Сначала снимал гость.
Маму, бабушку, Стаса и Вику усадили на диван. Мама улыбнулась так, как улыбается соседям на лестнице, бабушка села ровнее, Стас состроил лицо повеселее. Вику посадили к маме на колени — она просто смотрела вперёд и теребила край маминого рукава.
— Улыбаемся! — сказал гость.
Щёлкнуло. Из камеры вылез белый прямоугольник. Его положили на стол, и на глазах на нём начали проступать лица.
Первый снимок получился красивый. Мама — мягкая, бабушка — спокойная, Стас — почти довольный. Даже Вика будто смотрела как надо. Всем понравилось.
— Ну вот, открытка, — сказала мама.
Потом камеру дали ему.
Она была тяжёлая и тёплая от чужих рук. Он приложил её к лицу и увидел в маленьком окошке тот же диван, только уже без готовности.
Никто больше понастоящему не позировал. Мама поправляла свитер. Бабушка смотрела внимательно и чуть устало. Стас кривил рот, будто ему всё это надоело. Вика тянулась к маминой цепочке и не думала ни про какую фотографию.
Он не загадывал ничего заранее. Просто в какойто момент нажал.
Щёлкнуло. Белая карточка вылезла и легла рядом с первой.
Когда изображение стало проявляться, оказалось, что лица на втором снимке совсем другие.
У мамы рот был чуть сжат, как перед словами «ну давайте уже». У бабушки брови сошлись строже обычного. Стас смотрел в сторону с недовольным лицом. И только Вика вышла почти такой же, как была секунду назад: серьёзной, занятой своим делом, не старающейся понравиться.
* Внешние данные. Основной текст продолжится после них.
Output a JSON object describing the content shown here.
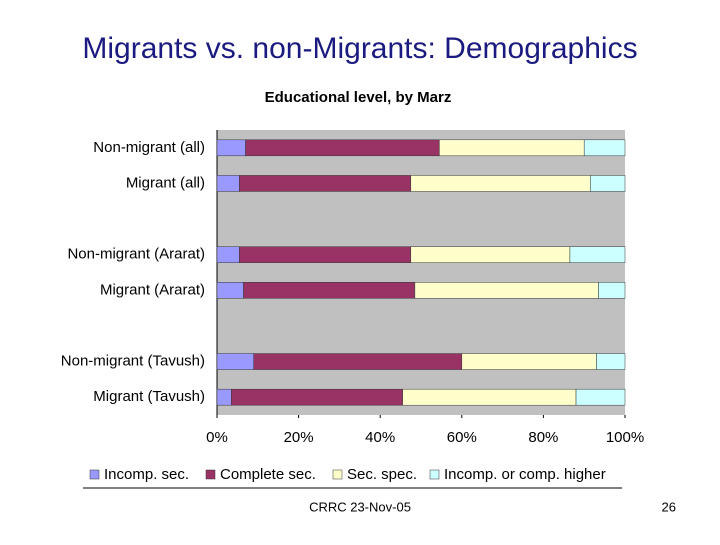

— Ой, — сказала мама. — Я тут как будто ругаюсь.
— И я недовольная, — сказала бабушка.
— Я вообще злой, — буркнул Стас. — Можно ещё раз?
— Нельзя, — сказал гость. — Что снялось, то снялось.
— Вика хоть нормальная, — добавила бабушка, присматриваясь. — Но ей всё равно, она маленькая.
Алексей молчал.
Он не хотел, чтобы получилось хуже. Просто так вышло.
Бабушка всё равно достала альбом, осторожно вклеила второй снимок на свободную страницу и под ним написала: «Фотографировал Лёша».